Com o aperfeiçoamento dos microcomputadores, a criação da televisão a cabo e do telefone celular, do dvd e da Internet, aliados à implantação dos bancos eletrônicos, o nível do desenvolvimento técnico ganha proporções gigantescas. Esse contexto muda diretamente a vida das crianças, sua organização escolar e formas de lazer. Na intimidade, existe a ilusão de que todo esse aparato técnico consegue provê-las em suas principais necessidades. Exemplo disso é a maneira como o celular é utilizado pelos pais para controlarem seus filhos. Na mesma direção, a escola procura se adaptar às novas tecnologias, preparando as crianças para a mão-de-obra especializada. Enquanto isso, a indústria da diversão trata de se manter e garantir, por meio do lazer e da cultura, cada vez mais lucro. Nesse contexto, a situação do jogo como elemento de cultura e lazer foi se modernizando para atender cada vez mais à indústria da diversão. Este cenário começa a se desenhar mais especificamente a partir da década de 1960, com os primeiros passos para a criação do jogo eletrônico. Em um site da uol, aparece a idéia de que o jogo eletrônico surgiu em 1958 e que isso tem ligação com conteúdos de guerra.

Depois de muitas contradições, há consenso hoje entre os historiadores que o primeiro jogo conhecido foi criado pelo físico Willy Higinbothan, para atrair visitantes ao Brookhaven National Laboratories, no estado de Nova Iorque. Naquela época, em plena Guerra Fria, era praxe haver um dia para a população visitar as instalações do laboratório e ver todo o poderio nuclear do Tio Sam. Willy criou em suas horas vagas um jogo de tênis bastante simples, que era mostrado em um osciloscópio e processado por um computador analógico. Foi um sucesso e, durante meses, era a atração mais cobiçada pelo público, que não estava nem um pouco interessado em saber sobre megatons e fissuras de átomos (...). Mais tarde, o físico declarou em diversas entrevistas que seria possível comercializar o jogo em versão doméstica adaptado à tv, se o tivesse vendido a uma grande empresa. O fato é que o verdadeiro pai dos videogames morreu em 10 de novembro de 1995, sem ter ganhado um centavo sequer por seu invento pioneiro, fonte de inspiração para diversos designers, como Steve Russel e Nollan Bushnell Willy Higinbotham, assim como seus colegas do Projeto Manhattan (do qual participou ativamente), infelizmente ficará nas lembranças de todos por ter contribuído para a invenção da aterrorizante bomba atômica, e não do primeiro videogame. Uma lástima. (Disponível em: <http://outerspace.terra.com.br>, 2001, p. 2, grifos do autor)

A trajetória do jogo eletrônico, aliada à história da indústria da guerra, não aconteceu por acaso. No entanto, continua a se desenvolver de acordo com os interesses do mercado. O jogo eletrônico hoje constitui fenômeno de massa no mundo todo. Abreu (2003) estima que 92% das crianças dos Estados Unidos jogam videogames e Vianna (2004, p. 4) afirma que o consumo desses jogos hoje ultrapassa as vendas da indústria do cinema: "Um artigo recente do Wall Street Journal fortalece o argumento: 'A indústria de videogame dos EUA é maior que a venda doméstica de ingressos para os filmes de Hollywood e está se aproximando das vendas de música', tendo acumulado US$ 27 bilhões em 2002" (grifos do autor).

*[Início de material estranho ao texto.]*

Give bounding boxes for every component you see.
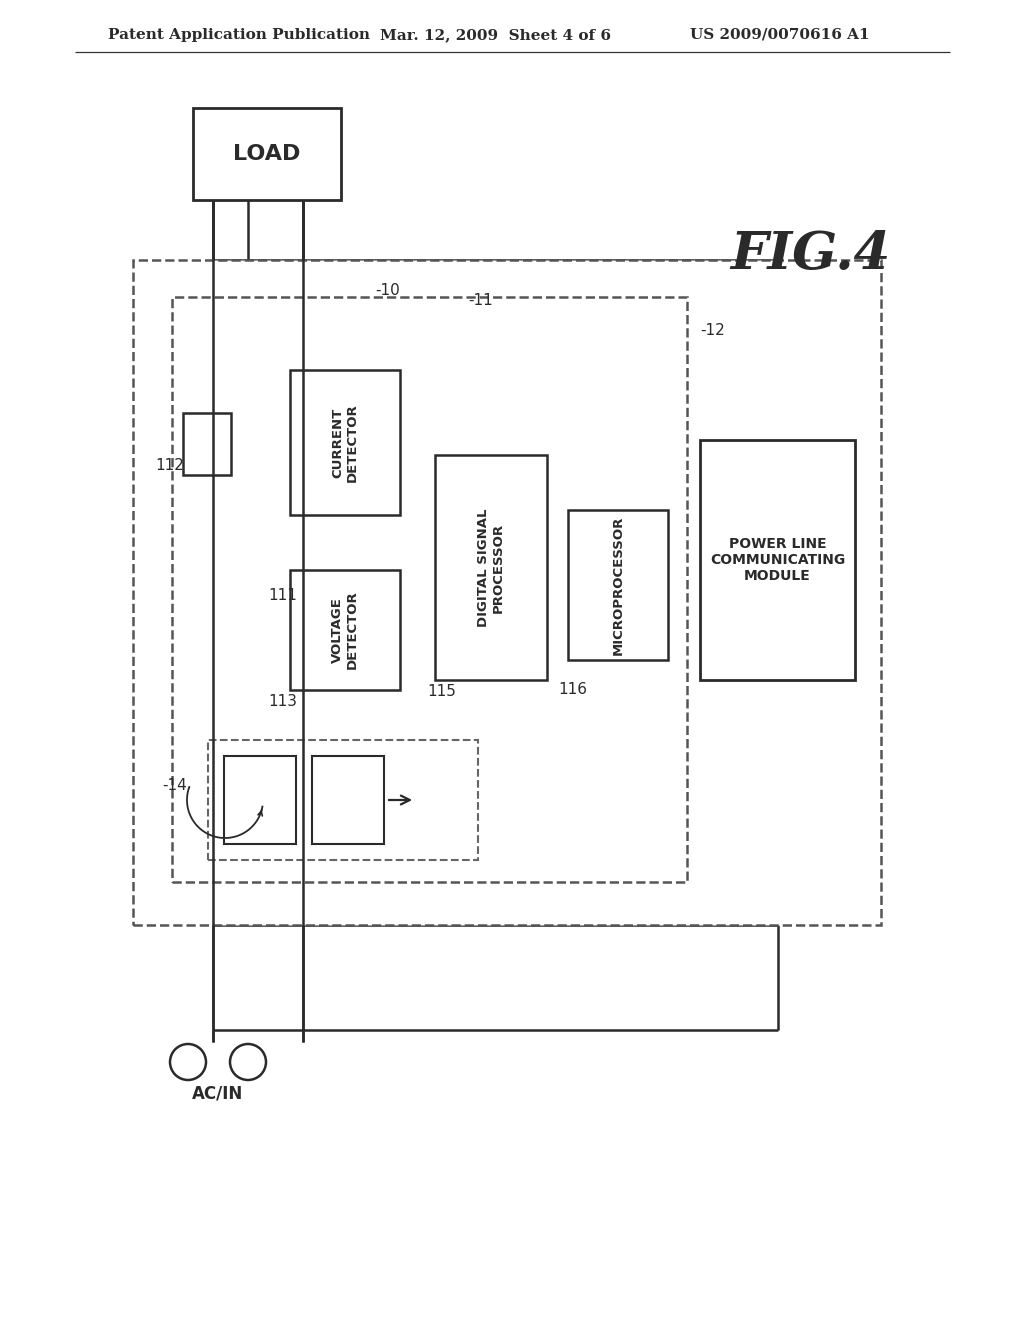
Text: AC/IN: AC/IN bbox=[193, 1085, 244, 1104]
Text: POWER LINE
COMMUNICATING
MODULE: POWER LINE COMMUNICATING MODULE bbox=[710, 537, 845, 583]
Text: 113: 113 bbox=[268, 694, 297, 710]
Bar bbox=[172, 297, 687, 882]
Bar bbox=[290, 370, 400, 515]
Text: DIGITAL SIGNAL
PROCESSOR: DIGITAL SIGNAL PROCESSOR bbox=[477, 508, 505, 627]
Text: 116: 116 bbox=[558, 682, 587, 697]
Circle shape bbox=[170, 1044, 206, 1080]
Text: Mar. 12, 2009  Sheet 4 of 6: Mar. 12, 2009 Sheet 4 of 6 bbox=[380, 28, 611, 42]
Text: FIG.4: FIG.4 bbox=[730, 230, 891, 281]
Bar bbox=[290, 570, 400, 690]
Bar bbox=[700, 440, 855, 680]
Text: 111: 111 bbox=[268, 587, 297, 602]
Bar bbox=[312, 756, 384, 843]
Bar bbox=[435, 455, 547, 680]
Text: 115: 115 bbox=[427, 685, 456, 700]
Bar bbox=[208, 741, 478, 861]
Text: MICROPROCESSOR: MICROPROCESSOR bbox=[611, 515, 625, 655]
Text: VOLTAGE
DETECTOR: VOLTAGE DETECTOR bbox=[331, 590, 359, 669]
Text: 112: 112 bbox=[155, 458, 184, 473]
Text: Patent Application Publication: Patent Application Publication bbox=[108, 28, 370, 42]
Text: US 2009/0070616 A1: US 2009/0070616 A1 bbox=[690, 28, 869, 42]
Text: LOAD: LOAD bbox=[233, 144, 301, 164]
Bar bbox=[183, 413, 231, 475]
Circle shape bbox=[230, 1044, 266, 1080]
Bar bbox=[224, 756, 296, 843]
Text: -11: -11 bbox=[468, 293, 493, 308]
Bar bbox=[193, 108, 341, 201]
Text: -14: -14 bbox=[162, 777, 186, 792]
Bar bbox=[133, 260, 881, 925]
Text: CURRENT
DETECTOR: CURRENT DETECTOR bbox=[331, 403, 359, 482]
Text: -10: -10 bbox=[375, 282, 399, 298]
Text: -12: -12 bbox=[700, 323, 725, 338]
Bar bbox=[568, 510, 668, 660]
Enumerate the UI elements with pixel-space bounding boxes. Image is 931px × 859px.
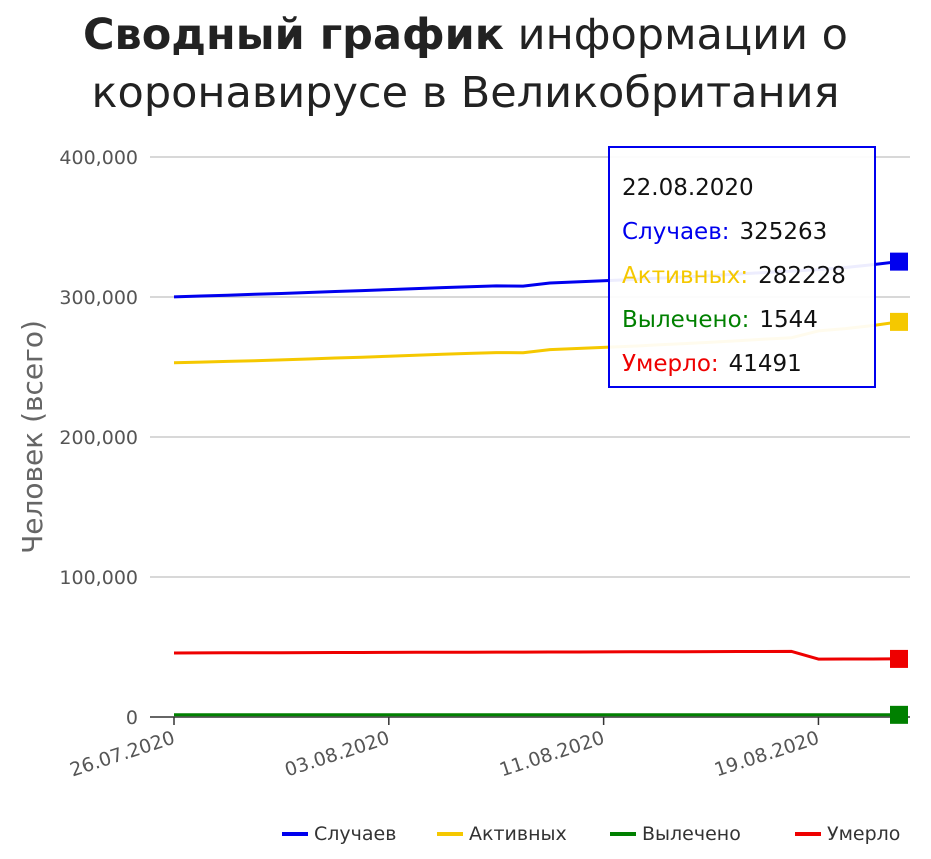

A relação do jogo eletrônico com o cinema também é feita por Jenkins (2001). Para o autor, assim como o cinema no início de sua existência, o videogame representa uma arte popular emergente, não reconhecida, mas arte. Para ele (p. 5-6), o alto índice de aceitação e comercialização atesta a importância desse jogo:

No ano passado, os norte-americanos compraram mais de 215 milhões de jogos de computador e vídeo. Isso equivale a mais de dois jogos por domicílio. A indústria de videogames faturou quase tanto quanto Hollywood, em termos de vendas internas brutas (...). Os jogos cada vez mais influenciam o cinema moderno, ajudando a definir o ritmo frenético e a trama multidirecional (...).

É justamente o amplo alcance do videogame e a comparação com o cinema que fazem com que alguns autores definam este jogo como manifestação artística popular. Segundo Vianna (2004), é importante a comparação com o cinema se considerarmos o preconceito existente em relação a um e outro, como produtos artísticos quando foram criados. Para o autor, as críticas feitas ao videogame, que asseguram ser este um objeto não-artístico, não possuem fundamento porque os adultos, críticos, não entendem do que estão falando.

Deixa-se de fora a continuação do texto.